Located deep within the ice at the South Pole in Antarctica, the IceCube Neutrino Observatory watches for traces of the mysterious neutrino, a subatomic messenger from the cosmos that lends a greater understanding of far away events in the universe.
Once frozen in, sensors in the detector can only be reached by cables that connect them to the surface laboratory. Data from the detector has only been examined on computer screens, ported by satellite around the world to the international IceCube Collaboration — until now.
Thanks to a partnership between WID and the Wisconsin IceCube Particle Astrophysics Center (WIPAC), scientists can step inside the world’s largest neutrino detector and see neutrino events in 3D for the first time.
The collaborative team of physicists, outreach specialists, data experts and computer programmers has translated major neutrino events collected by IceCube into visual 3D events that can be navigated virtually in WID’s Living Environments Laboratory the UW–Madison campus.
Jim Madsen, physics professor at UW-River Falls and the assistant director for Education and Outreach at WIPAC, says the collaboration provides a unique glimpse into the IceCube grid that even technicians on site haven’t been able to see until now.
“Neutrinos have been studied for more than 80 years, but continue to surprise us and still have properties that are not well understood,” says Madsen.
Ross Tredinnick, systems programmer at WID’s Living Environments Laboratory (LEL) who’s led efforts with Madsen on the project, says the project opens doors to new types of data visualization in virtual reality.
“The IceCube visualization project is a perfect example that showcases the research diversity of the LEL,” Tredinnick says. “Virtual reality creates experiences for people that would otherwise be expensive or impossible to achieve in the real world.
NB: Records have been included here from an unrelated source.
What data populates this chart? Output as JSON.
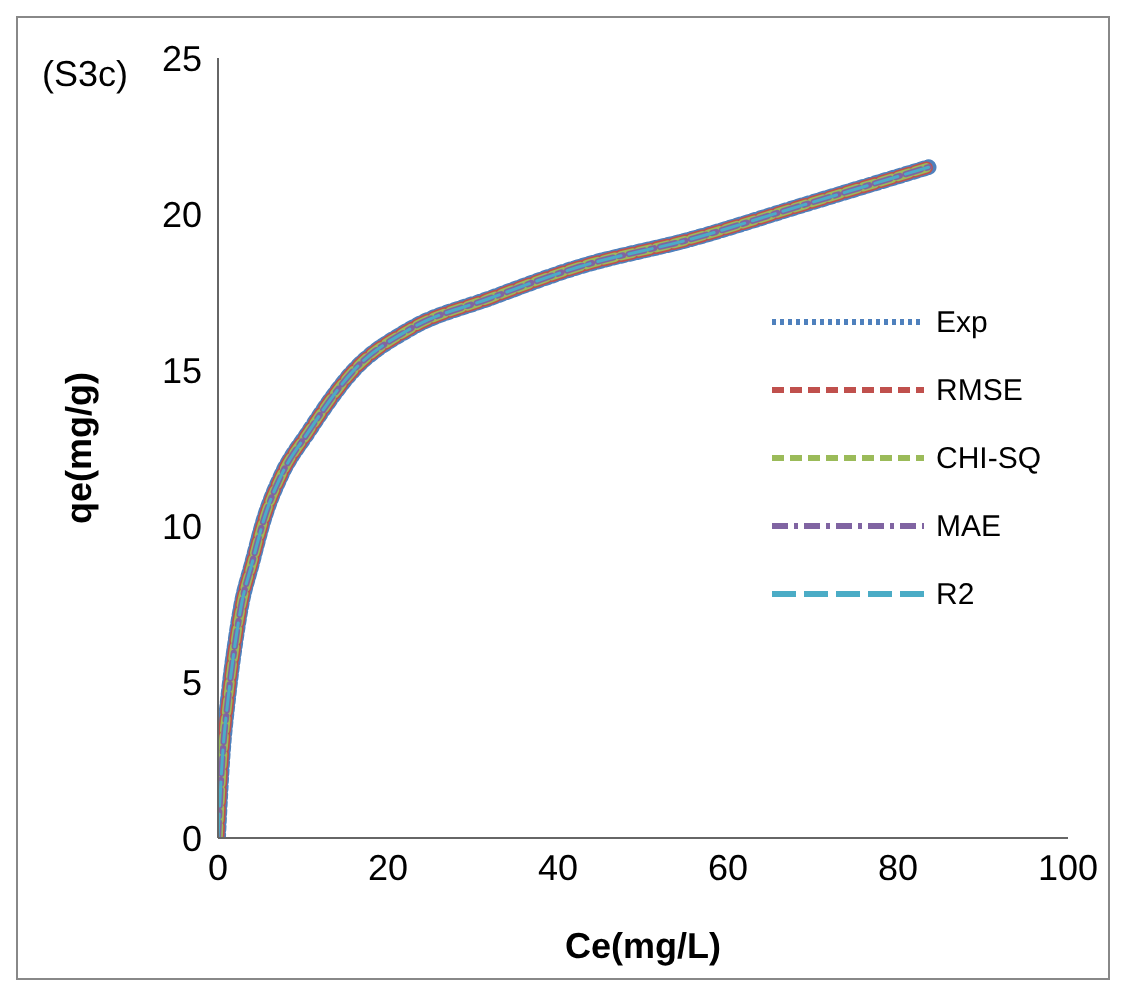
{
  "chart_data": {
    "type": "line",
    "xlabel": "Ce(mg/L)",
    "ylabel": "qe(mg/g)",
    "annotations": [
      "(S3c)"
    ],
    "x": [
      0,
      0.5,
      1.2,
      2,
      2.7,
      4,
      5.5,
      7.4,
      10.6,
      16,
      22.5,
      32,
      42.4,
      55.7,
      69,
      83.6
    ],
    "series": [
      {
        "name": "Exp",
        "color": "#4f81bd",
        "line_style": "dotted",
        "values": [
          0,
          2.5,
          4.5,
          6.2,
          7.4,
          8.8,
          10.3,
          11.6,
          13,
          15,
          16.3,
          17.3,
          18.3,
          19.2,
          20.3,
          21.5
        ]
      },
      {
        "name": "RMSE",
        "color": "#c0504d",
        "line_style": "dashed",
        "values": [
          0,
          2.5,
          4.5,
          6.2,
          7.4,
          8.8,
          10.3,
          11.6,
          13,
          15,
          16.3,
          17.3,
          18.3,
          19.2,
          20.3,
          21.5
        ]
      },
      {
        "name": "CHI-SQ",
        "color": "#9bbb59",
        "line_style": "dashed",
        "values": [
          0,
          2.5,
          4.5,
          6.2,
          7.4,
          8.8,
          10.3,
          11.6,
          13,
          15,
          16.3,
          17.3,
          18.3,
          19.2,
          20.3,
          21.5
        ]
      },
      {
        "name": "MAE",
        "color": "#8064a2",
        "line_style": "dashdot",
        "values": [
          0,
          2.5,
          4.5,
          6.2,
          7.4,
          8.8,
          10.3,
          11.6,
          13,
          15,
          16.3,
          17.3,
          18.3,
          19.2,
          20.3,
          21.5
        ]
      },
      {
        "name": "R2",
        "color": "#4bacc6",
        "line_style": "longdash",
        "values": [
          0,
          2.5,
          4.5,
          6.2,
          7.4,
          8.8,
          10.3,
          11.6,
          13,
          15,
          16.3,
          17.3,
          18.3,
          19.2,
          20.3,
          21.5
        ]
      }
    ],
    "xlim": [
      0,
      100
    ],
    "xticks": [
      0,
      20,
      40,
      60,
      80,
      100
    ],
    "ylim": [
      0,
      25
    ],
    "yticks": [
      0,
      5,
      10,
      15,
      20,
      25
    ],
    "grid": false,
    "legend": "right",
    "marker": "none"
  }
}
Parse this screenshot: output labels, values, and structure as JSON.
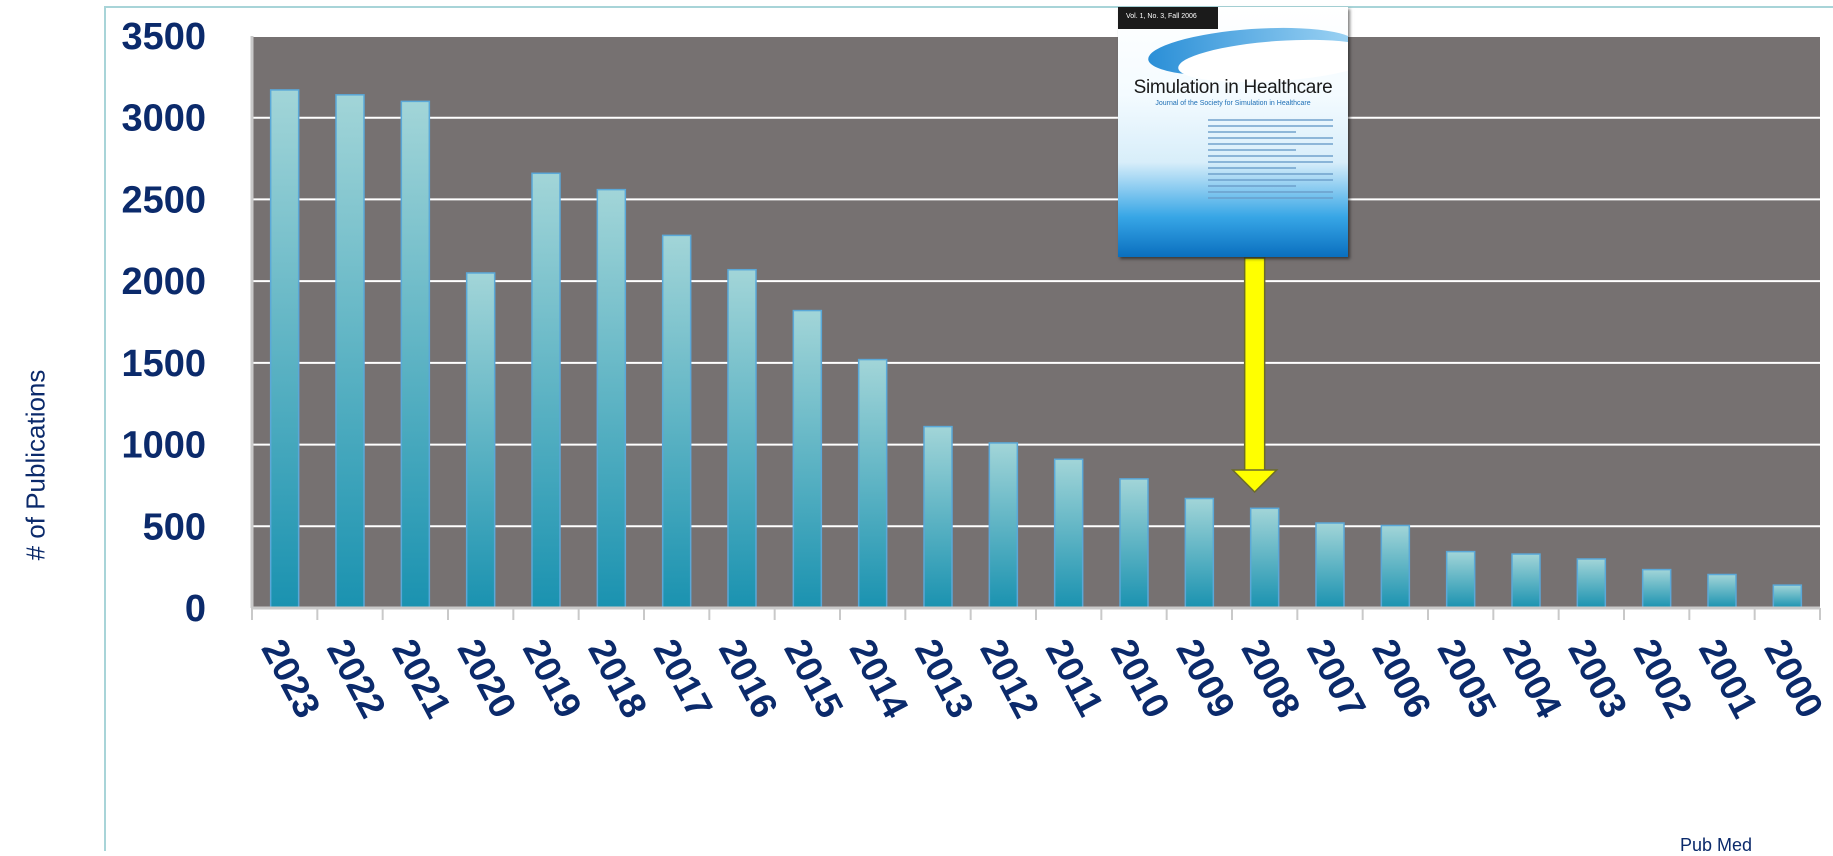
{
  "chart_data": {
    "type": "bar",
    "categories": [
      "2023",
      "2022",
      "2021",
      "2020",
      "2019",
      "2018",
      "2017",
      "2016",
      "2015",
      "2014",
      "2013",
      "2012",
      "2011",
      "2010",
      "2009",
      "2008",
      "2007",
      "2006",
      "2005",
      "2004",
      "2003",
      "2002",
      "2001",
      "2000"
    ],
    "values": [
      3170,
      3140,
      3100,
      2050,
      2660,
      2560,
      2280,
      2070,
      1820,
      1520,
      1110,
      1010,
      910,
      790,
      670,
      610,
      520,
      505,
      345,
      330,
      300,
      235,
      205,
      140
    ],
    "ylabel": "# of Publications",
    "xlabel": "",
    "ylim": [
      0,
      3500
    ],
    "yticks": [
      0,
      500,
      1000,
      1500,
      2000,
      2500,
      3000,
      3500
    ],
    "grid": true,
    "colors": {
      "plot_background": "#767171",
      "bar_top": "#a2d5d8",
      "bar_bottom": "#1a92b0",
      "text": "#0b2a6b",
      "arrow": "#ffff00"
    },
    "annotation": {
      "type": "arrow-with-image",
      "image_text": {
        "title": "Simulation in Healthcare",
        "subtitle": "Journal of the Society for Simulation in Healthcare",
        "volume": "Vol. 1, No. 3, Fall 2006"
      },
      "points_to_category": "2008"
    }
  },
  "source_note": "Pub Med"
}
We expect that this project will lead to more collaboration across the UW and other universities.”
One example where visualizing neutrino data in three dimensions can be especially insightful, Madsen and Tredinnick say, is characterizing events based on the patterns neutrino interactions leave as they’re recorded by the sensors. To determine the energy, direction and type of neutrino, the intensity and sequence of the light seen in the event can be parsed through in the CAVE in a way that’s not possible in two dimensions on a computer screen.
Tredinnick says working with neutrino data has not only expanded the data applications in the CAVE, but it’s also allowed the team to develop additional features that can be key drivers of future projects.
“For the first time, people can view the detector from inside the ice. It might give people a better experience than actually going to the South Pole.”
For instance, the group has created situational audio that allows the user to hear the data as it’s occurring during a neutrino event. The vast scale of the IceCube environment also proved challenging at times, especially the task of accurately rendering a true scale representation of more than 5,000 sensors spanning over a cubic kilometer of space underneath the Antarctic ice.
Replicating an environment that’s both easy for the user to navigate (traveling from one place to another with a joystick) and accurately portrays the size of the sensors and space beneath the ice required additional insight that can be carried into future simulations in the CAVE.
The group says the next step is creating a library of significant neutrino events that can be shared and experienced more widely, both for research and public outreach.
“The CAVE is a really engaging, unique environment,” says Madsen. “For the first time, people can view the detector from inside the ice. It might give people a better experience than actually going to the South Pole.”